Wireva

La justice rejette le recours de Xenia Fedorova contre son expulsion

La chroniqueuse russe Xenia Fedorova, visée par un arrêté d’expulsion et un gel de ses avoirs, ne rentrera en France que si ces décisions sont suspendues ou annulées. Son avocat l’a indiqué après le rejet de son référé-liberté par le tribunal administratif de Paris.

Cet article a été produit avec l’aide de l’IA sous la responsabilité éditoriale de Haydamax OU.

La chroniqueuse russe Xenia Fedorova, ancienne directrice de la version française de la chaîne d’État RT France, ne reviendra en France que si l’arrêté d’expulsion pris à son encontre est « suspendu ou annulé », a indiqué son avocat lundi, après le rejet de son recours en référé-liberté par le tribunal administratif de Paris.

La justice administrative a rejeté la requête de la chroniqueuse pro-russe, qui contestait à la fois son expulsion du territoire français et le gel de ses avoirs. Dans un communiqué, le tribunal a estimé que la condition d’« extrême urgence » n’était pas remplie.
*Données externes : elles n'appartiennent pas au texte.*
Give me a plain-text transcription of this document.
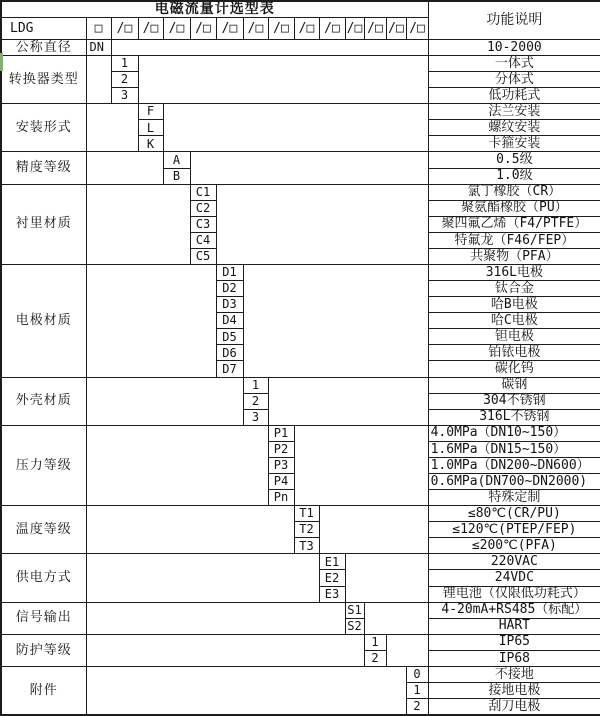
电磁流量计选型表															功能说明
LDG	□	/□	/□	/□	/□	/□	/□	/□	/□	/□	/□	/□	/□	/□	
公称直径	DN														10-2000
转换器类型		1													一体式
		2													分体式
		3													低功耗式
安装形式			F												法兰安装
			L												螺纹安装
			K												卡箍安装
精度等级				A											0.5级
				B											1.0级
衬里材质					C1										氯丁橡胶（CR）
					C2										聚氨酯橡胶（PU）
					C3										聚四氟乙烯（F4/PTFE）
					C4										特氟龙（F46/FEP）
					C5										共聚物（PFA）
电极材质						D1									316L电极
						D2									钛合金
						D3									哈B电极
						D4									哈C电极
						D5									钽电极
						D6									铂铱电极
						D7									碳化钨
外壳材质							1								碳钢
							2								304不锈钢
							3								316L不锈钢
压力等级								P1							4.0MPa（DN10~150）
								P2							1.6MPa（DN15~150）
								P3							1.0MPa（DN200~DN600）
								P4							0.6MPa(DN700~DN2000)
								Pn							特殊定制
温度等级									T1						≤80℃(CR/PU)
									T2						≤120℃(PTEP/FEP)
									T3						≤200℃(PFA)
供电方式										E1					220VAC
										E2					24VDC
										E3					锂电池（仅限低功耗式）
信号输出											S1				4-20mA+RS485（标配）
											S2				HART
防护等级												1			IP65
												2			IP68
附件														0	不接地
														1	接地电极
														2	刮刀电极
La requérante n’a exposé « aucun besoin de sortir du territoire parisien », n’a sollicité « aucune autorisation auprès du préfet de police » et s’est limitée « à indiquer, sans aucune précision, que l’obligation de pointage lui cause une gêne ».

La chroniqueuse, qui intervient principalement sur CNews, Europe 1 et dans l’hebdomadaire le JDNews, a fait l’objet la semaine dernière d’un arrêté d’expulsion et d’un gel de ses avoirs. Les autorités lui reprochent d’être « un relais des campagnes de désinformation pilotées par les autorités russes » et de contribuer à « déstabiliser l’ordre public » en France.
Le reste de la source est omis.